As n increases, 14^n's last digit alternates between 4 and 6, with the exception of n=0. Adding 11 to 4 gives 15, and as all numbers that end in 5 are divisible by 5, 14^n+11 is divisible by 5 for all odd values of n.

For the even values, it seems as if the digital root of 14^n is always 1, 4 or 7, which means that 14^n+11 will always be divisible by 3 when n is even, but I don't see how I can prove that.
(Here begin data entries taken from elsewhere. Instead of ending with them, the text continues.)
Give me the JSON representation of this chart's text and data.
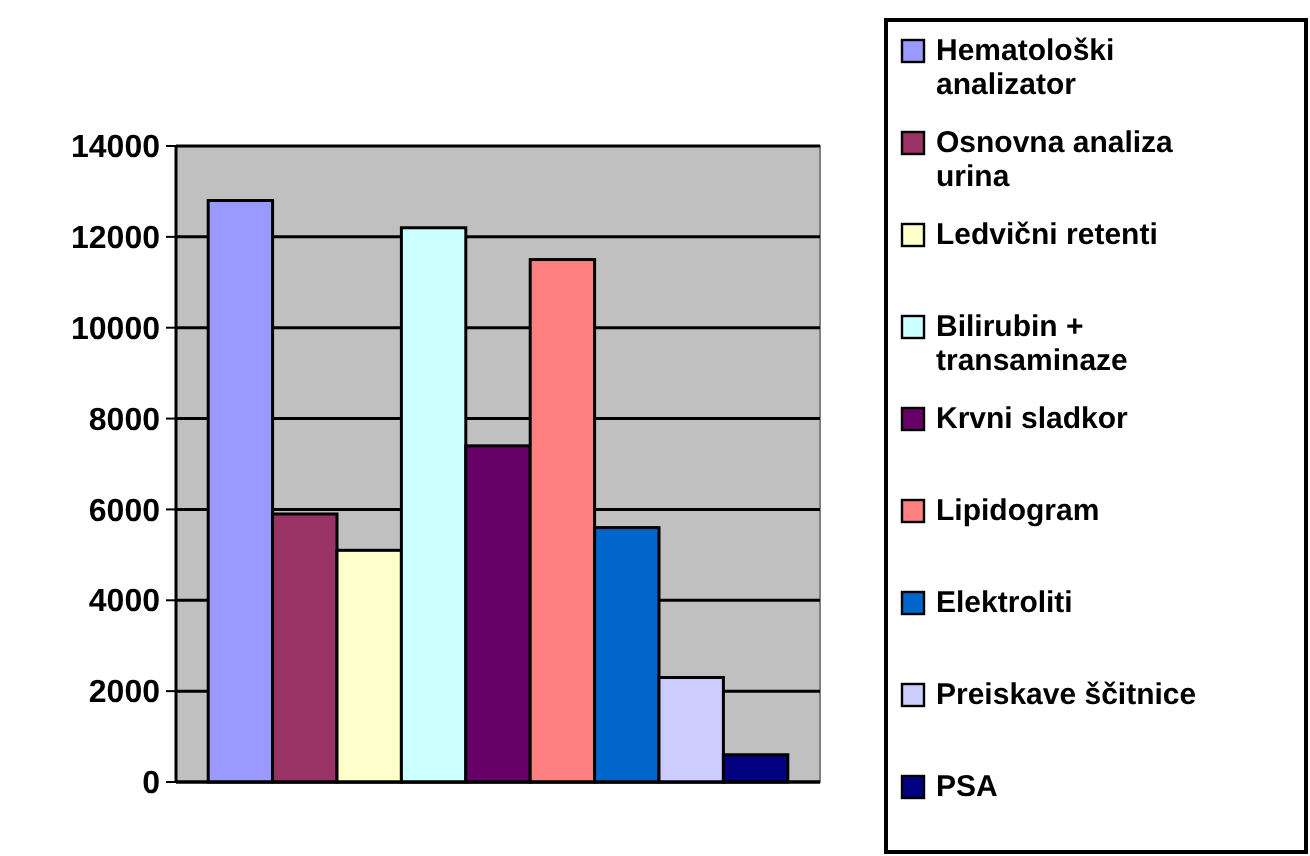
{
  "chart_data": {
    "type": "bar",
    "categories": [
      null
    ],
    "series": [
      {
        "name": "Hematološki analizator",
        "color": "#9999ff",
        "values": [
          12800
        ]
      },
      {
        "name": "Osnovna analiza urina",
        "color": "#993366",
        "values": [
          5900
        ]
      },
      {
        "name": "Ledvični retenti",
        "color": "#ffffcc",
        "values": [
          5100
        ]
      },
      {
        "name": "Bilirubin + transaminaze",
        "color": "#ccffff",
        "values": [
          12200
        ]
      },
      {
        "name": "Krvni sladkor",
        "color": "#660066",
        "values": [
          7400
        ]
      },
      {
        "name": "Lipidogram",
        "color": "#ff8080",
        "values": [
          11500
        ]
      },
      {
        "name": "Elektroliti",
        "color": "#0066cc",
        "values": [
          5600
        ]
      },
      {
        "name": "Preiskave ščitnice",
        "color": "#ccccff",
        "values": [
          2300
        ]
      },
      {
        "name": "PSA",
        "color": "#000080",
        "values": [
          600
        ]
      }
    ],
    "ylim": [
      0,
      14000
    ],
    "yticks": [
      0,
      2000,
      4000,
      6000,
      8000,
      10000,
      12000,
      14000
    ],
    "grid": "y",
    "legend": "right"
  }
}
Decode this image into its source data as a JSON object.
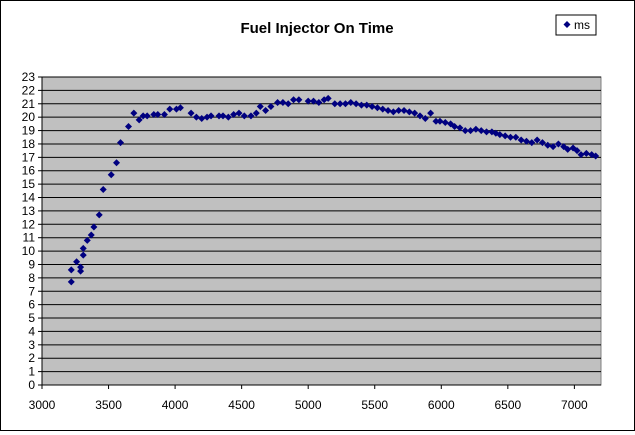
{
  "chart_data": {
    "type": "scatter",
    "title": "Fuel Injector On Time",
    "xlabel": "",
    "ylabel": "",
    "xlim": [
      3000,
      7200
    ],
    "ylim": [
      0,
      23
    ],
    "x_ticks": [
      3000,
      3500,
      4000,
      4500,
      5000,
      5500,
      6000,
      6500,
      7000
    ],
    "y_ticks": [
      0,
      1,
      2,
      3,
      4,
      5,
      6,
      7,
      8,
      9,
      10,
      11,
      12,
      13,
      14,
      15,
      16,
      17,
      18,
      19,
      20,
      21,
      22,
      23
    ],
    "grid": "horizontal",
    "legend_position": "top-right",
    "colors": {
      "marker": "#000080",
      "plot_bg": "#c0c0c0",
      "grid": "#000000"
    },
    "series": [
      {
        "name": "ms",
        "marker": "diamond",
        "points": [
          [
            3220,
            7.7
          ],
          [
            3220,
            8.6
          ],
          [
            3260,
            9.2
          ],
          [
            3290,
            8.5
          ],
          [
            3290,
            8.8
          ],
          [
            3310,
            9.7
          ],
          [
            3310,
            10.2
          ],
          [
            3340,
            10.8
          ],
          [
            3370,
            11.2
          ],
          [
            3390,
            11.8
          ],
          [
            3430,
            12.7
          ],
          [
            3460,
            14.6
          ],
          [
            3520,
            15.7
          ],
          [
            3560,
            16.6
          ],
          [
            3590,
            18.1
          ],
          [
            3650,
            19.3
          ],
          [
            3690,
            20.3
          ],
          [
            3730,
            19.8
          ],
          [
            3760,
            20.1
          ],
          [
            3790,
            20.1
          ],
          [
            3840,
            20.2
          ],
          [
            3870,
            20.2
          ],
          [
            3920,
            20.2
          ],
          [
            3960,
            20.6
          ],
          [
            4010,
            20.6
          ],
          [
            4040,
            20.7
          ],
          [
            4120,
            20.3
          ],
          [
            4160,
            20.0
          ],
          [
            4200,
            19.9
          ],
          [
            4240,
            20.0
          ],
          [
            4270,
            20.1
          ],
          [
            4330,
            20.1
          ],
          [
            4360,
            20.1
          ],
          [
            4400,
            20.0
          ],
          [
            4440,
            20.2
          ],
          [
            4480,
            20.3
          ],
          [
            4520,
            20.1
          ],
          [
            4570,
            20.1
          ],
          [
            4610,
            20.3
          ],
          [
            4640,
            20.8
          ],
          [
            4680,
            20.5
          ],
          [
            4720,
            20.8
          ],
          [
            4770,
            21.1
          ],
          [
            4810,
            21.1
          ],
          [
            4850,
            21.0
          ],
          [
            4890,
            21.3
          ],
          [
            4930,
            21.3
          ],
          [
            5000,
            21.2
          ],
          [
            5040,
            21.2
          ],
          [
            5080,
            21.1
          ],
          [
            5120,
            21.3
          ],
          [
            5150,
            21.4
          ],
          [
            5200,
            21.0
          ],
          [
            5240,
            21.0
          ],
          [
            5280,
            21.0
          ],
          [
            5320,
            21.1
          ],
          [
            5360,
            21.0
          ],
          [
            5400,
            20.9
          ],
          [
            5440,
            20.9
          ],
          [
            5480,
            20.8
          ],
          [
            5520,
            20.7
          ],
          [
            5560,
            20.6
          ],
          [
            5600,
            20.5
          ],
          [
            5640,
            20.4
          ],
          [
            5680,
            20.5
          ],
          [
            5720,
            20.5
          ],
          [
            5760,
            20.4
          ],
          [
            5800,
            20.3
          ],
          [
            5840,
            20.1
          ],
          [
            5880,
            19.9
          ],
          [
            5920,
            20.3
          ],
          [
            5960,
            19.7
          ],
          [
            5990,
            19.7
          ],
          [
            6030,
            19.6
          ],
          [
            6070,
            19.5
          ],
          [
            6100,
            19.3
          ],
          [
            6140,
            19.2
          ],
          [
            6180,
            19.0
          ],
          [
            6220,
            19.0
          ],
          [
            6260,
            19.1
          ],
          [
            6300,
            19.0
          ],
          [
            6340,
            18.9
          ],
          [
            6380,
            18.9
          ],
          [
            6410,
            18.8
          ],
          [
            6440,
            18.7
          ],
          [
            6480,
            18.6
          ],
          [
            6520,
            18.5
          ],
          [
            6560,
            18.5
          ],
          [
            6600,
            18.3
          ],
          [
            6640,
            18.2
          ],
          [
            6680,
            18.1
          ],
          [
            6720,
            18.3
          ],
          [
            6760,
            18.1
          ],
          [
            6800,
            17.9
          ],
          [
            6840,
            17.8
          ],
          [
            6880,
            18.0
          ],
          [
            6920,
            17.8
          ],
          [
            6950,
            17.6
          ],
          [
            6990,
            17.7
          ],
          [
            7020,
            17.5
          ],
          [
            7050,
            17.2
          ],
          [
            7090,
            17.3
          ],
          [
            7130,
            17.2
          ],
          [
            7160,
            17.1
          ]
        ]
      }
    ]
  }
}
If that can be proved, then the answer to the original question can be proved to be no.

Note: The digital root is when all the digits of a number are added together until you only have one digit.
e.g. 77-->7+7=14-->1+4=5.

That works!

Here's another approach.

Consider f(n) = 11 x 14^n + 1, modulo 15.
Then f(n) = 11 x (-1)^n + 1 = 12 or 5 (mod 15).
Hence f(n) = 0 (mod 3) or 0 (mod 5), is greater than 5 for all n, and is always composite.
(f(n) = 12 (mod 15) <=> f(n) = 15t + 12, for some integer t <=> f(n) = 3(5t + 4) <=> f(n) = 0 (mod 3), etc.)

Or you could use induction.

f(0) = 12 is divisible by 3,
f(1) = 155 is divisible by 5.

Then f(n+2) - f(n) = 11 × 14^n(14^2 - 1) = 11 × 3 × 5 × 13 × 14^n is divisible by both 3 and 5, and the result follows by induction.
(f(n) divisible by 3 implies f(n+2) divisible by 3; f(n) divisible by 5 implies f(n+2) divisible by 5.)